Deutlich wurde: Die Wechseljahre sind kein Randthema, sondern ein Spiegel gesellschaftlicher Haltungen gegenüber Frauen, Alter und Gesundheit. Während in Medien und sozialen Netzwerken immer mehr Stimmen ein größeres Bewusstsein für die Perimenopause fordern, sind zugleich kommerzielle Anbieter auf den Zug aufgesprungen – mit teils fragwürdigen Heilsversprechen und hohem Marketingaufwand.

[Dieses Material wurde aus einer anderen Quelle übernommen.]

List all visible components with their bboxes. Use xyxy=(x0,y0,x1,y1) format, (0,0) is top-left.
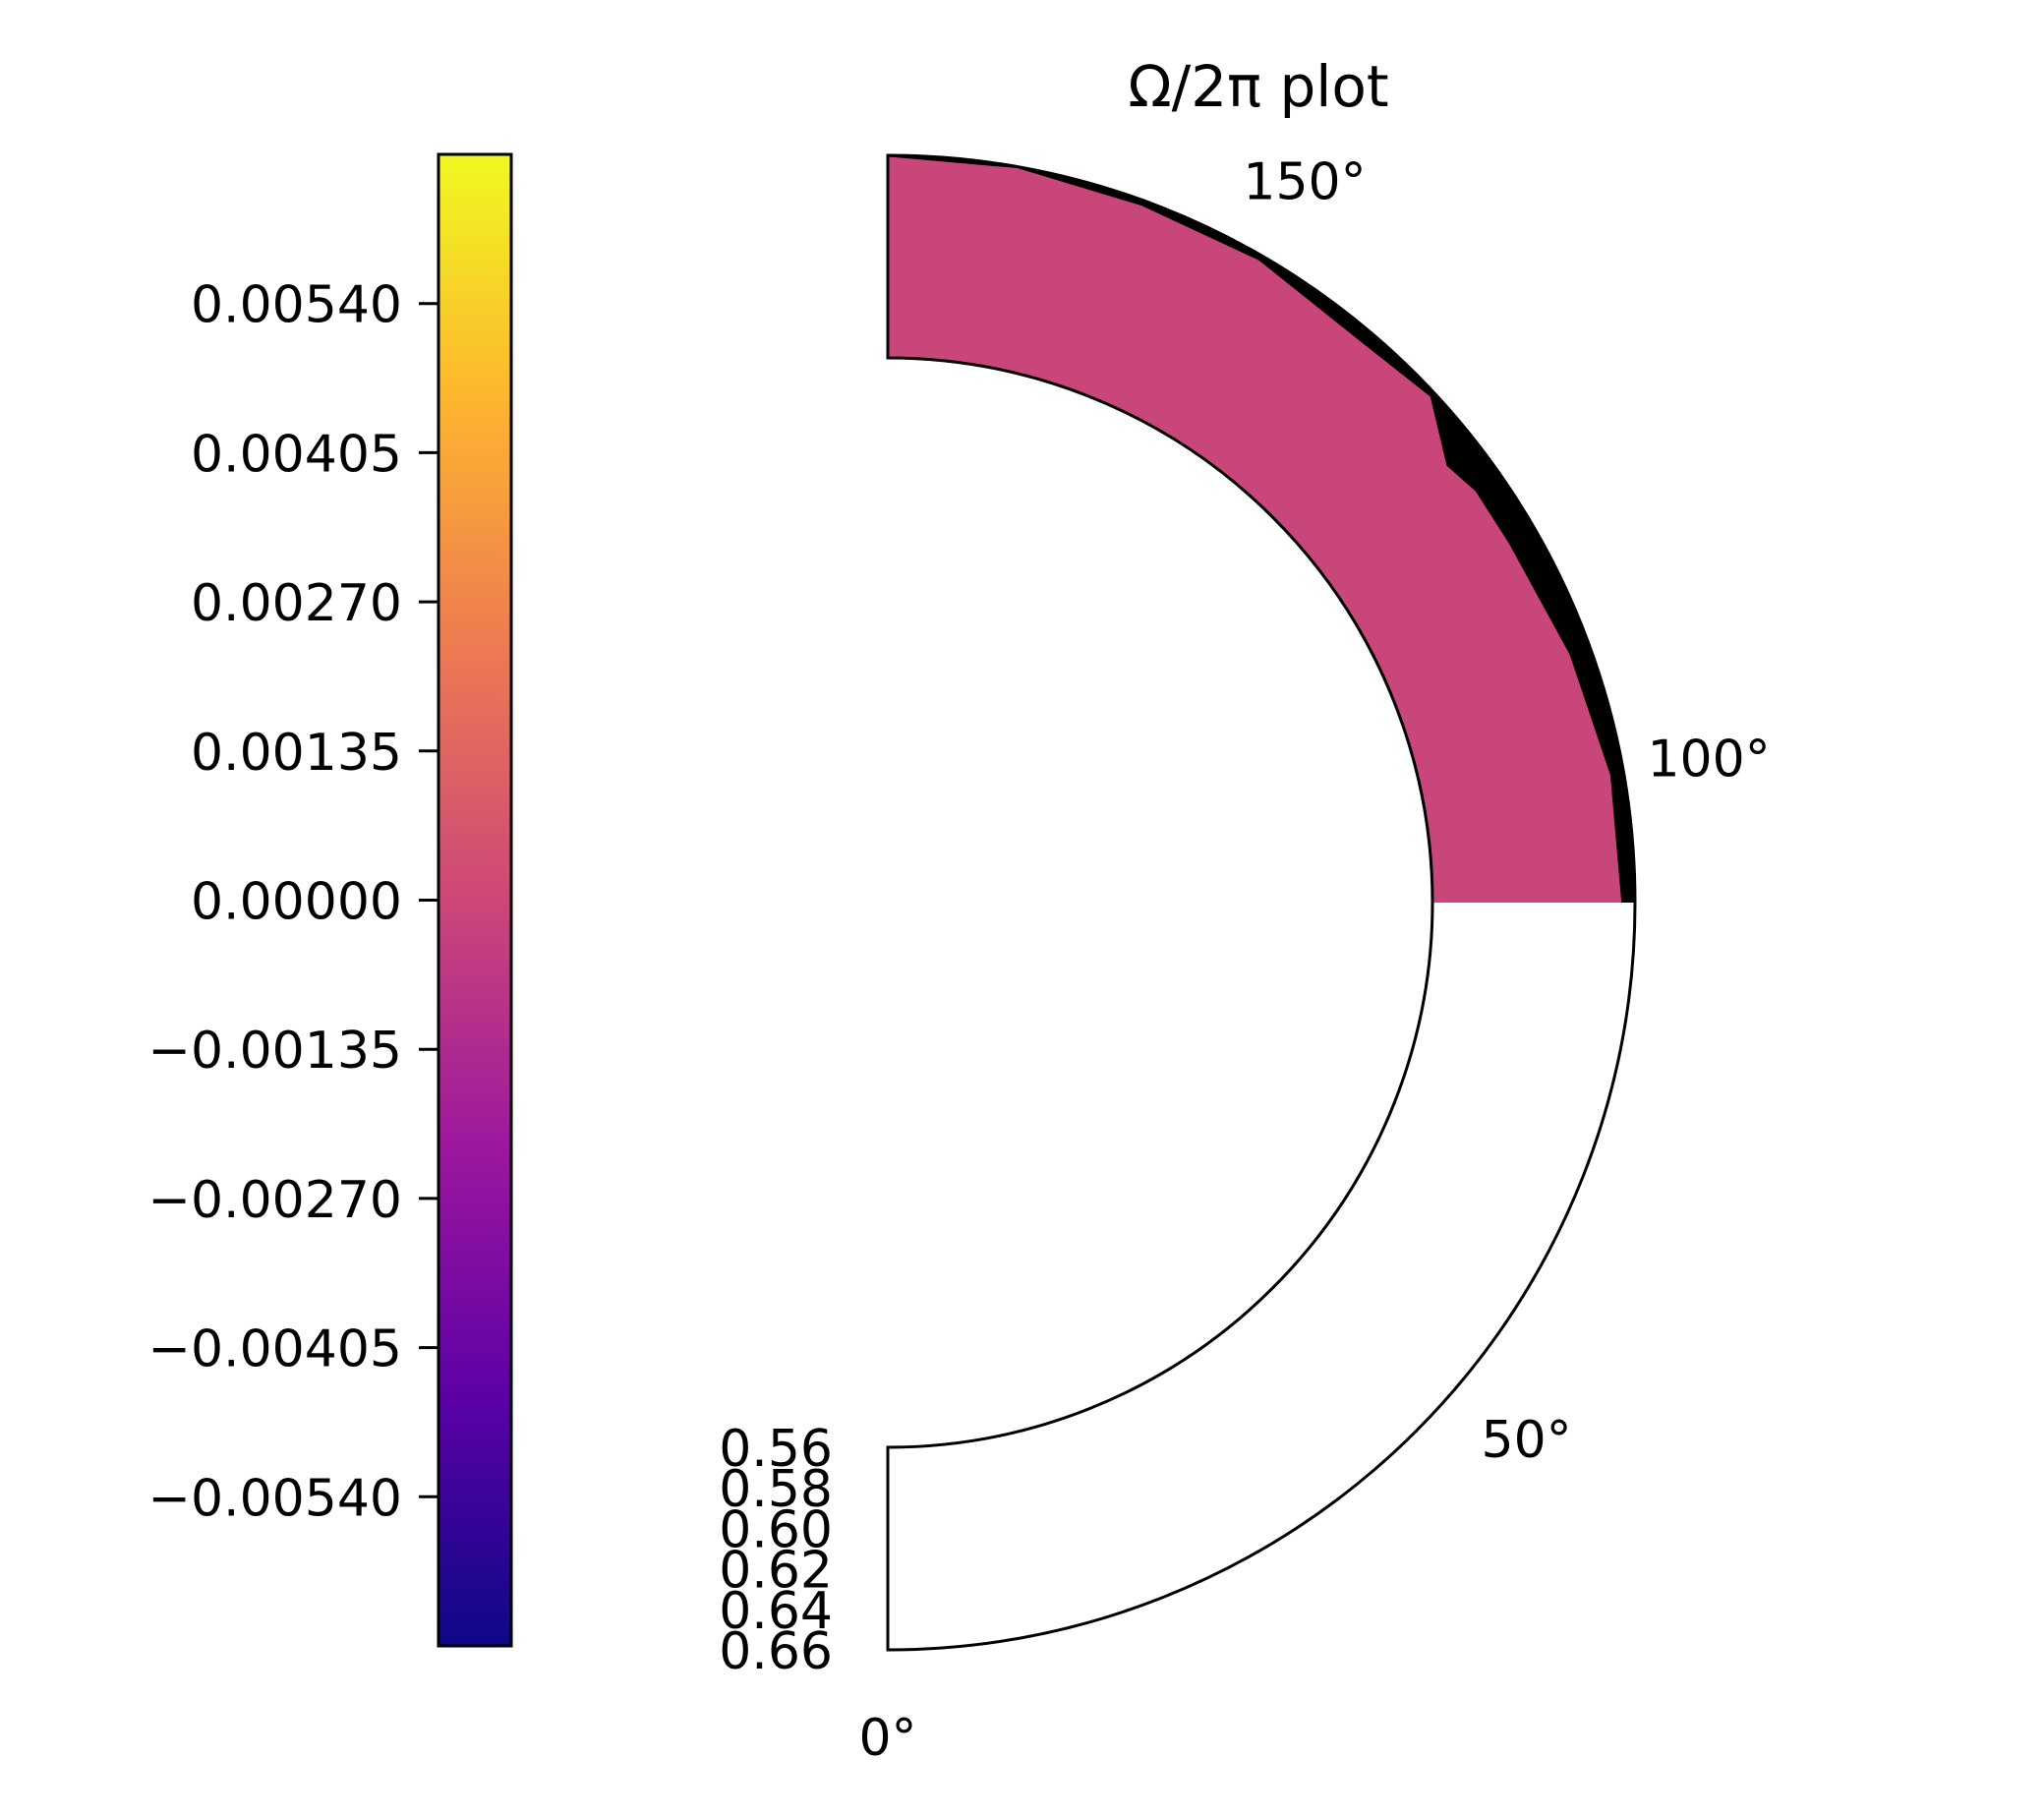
annulus-outline xyxy=(886,153,1637,1652)
colorbar-tick-label: −0.00405 xyxy=(147,1320,402,1379)
colorbar-gradient xyxy=(437,152,513,1648)
colorbar-tick-label: 0.00270 xyxy=(191,574,402,633)
colorbar-tick-label: −0.00540 xyxy=(147,1469,402,1528)
colorbar-tick-label: 0.00405 xyxy=(191,425,402,484)
colorbar-tick-label: −0.00135 xyxy=(147,1022,402,1081)
r-tick-label: 0.62 xyxy=(719,1542,833,1601)
theta-tick-label: 0° xyxy=(858,1709,916,1768)
r-tick-label: 0.64 xyxy=(719,1582,833,1641)
colorbar-tick-label: 0.00000 xyxy=(191,873,402,932)
r-tick-labels: 0.560.580.600.620.640.66 xyxy=(719,1420,833,1681)
chart-title: Ω/2π plot xyxy=(1128,53,1388,120)
r-tick-label: 0.60 xyxy=(719,1500,833,1559)
colorbar-tick-label: −0.00270 xyxy=(147,1171,402,1230)
theta-tick-label: 100° xyxy=(1647,731,1770,790)
colorbar-tick-label: 0.00540 xyxy=(191,276,402,335)
theta-tick-labels: 0° 50° 100° 150° xyxy=(858,153,1770,1768)
theta-tick-label: 50° xyxy=(1482,1411,1572,1470)
polar-plot: 0° 50° 100° 150° 0.560.580.600.620.640.66 xyxy=(719,153,1771,1768)
colorbar-ticks: 0.00540 0.00405 0.00270 0.00135 0.00000 −0.00… xyxy=(147,276,438,1528)
field-layer xyxy=(888,155,1635,903)
r-tick-label: 0.66 xyxy=(719,1622,833,1681)
r-tick-label: 0.56 xyxy=(719,1420,833,1479)
colorbar: 0.00540 0.00405 0.00270 0.00135 0.00000 −0.00… xyxy=(147,152,513,1648)
r-tick-label: 0.58 xyxy=(719,1460,833,1519)
theta-tick-label: 150° xyxy=(1243,153,1366,212)
field-sector-value xyxy=(888,155,1635,903)
colorbar-tick-label: 0.00135 xyxy=(191,724,402,783)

Einerseits ist es aus Sicht des AKF überfällig, dass diese wichtige Lebensphase endlich enttabuisiert und offen diskutiert wird. Andererseits sind viele Beschwerden in der Lebensmitte Studien zufolge nicht (nur) hormonell bedingt. „Viele Beschwerden, die den Wechseljahren zugeschrieben werden, entsprechen denen bei allgemeiner Überlastung“, betonte Juliane Sim, Vorsitzende des AKF. „Erschöpfung, Schlaflosigkeit und Reizbarkeit sind normale Folgen der Belastung unter anderem durch mehr Care-Arbeit, schlechtere Bezahlung und durch Lebensumbrüche – ganz zu schweigen von der Abwertung älterer Frauen in der Gesellschaft. Die Gefahr besteht, dass einseitig auf die Hormone geschaut wird und wieder einmal Lebensphasen von Frauen medikalisiert und auch kommerzialisiert werden.“
Der AKF mahnt an, diese Debatte auf wissenschaftlicher Grundlage zu führen. Dazu ist mehr Forschung nötig, um Wissenslücken zu füllen – zum Beispiel zum angeblich geringeren Risiko der niedrig dosierten Hormontherapie.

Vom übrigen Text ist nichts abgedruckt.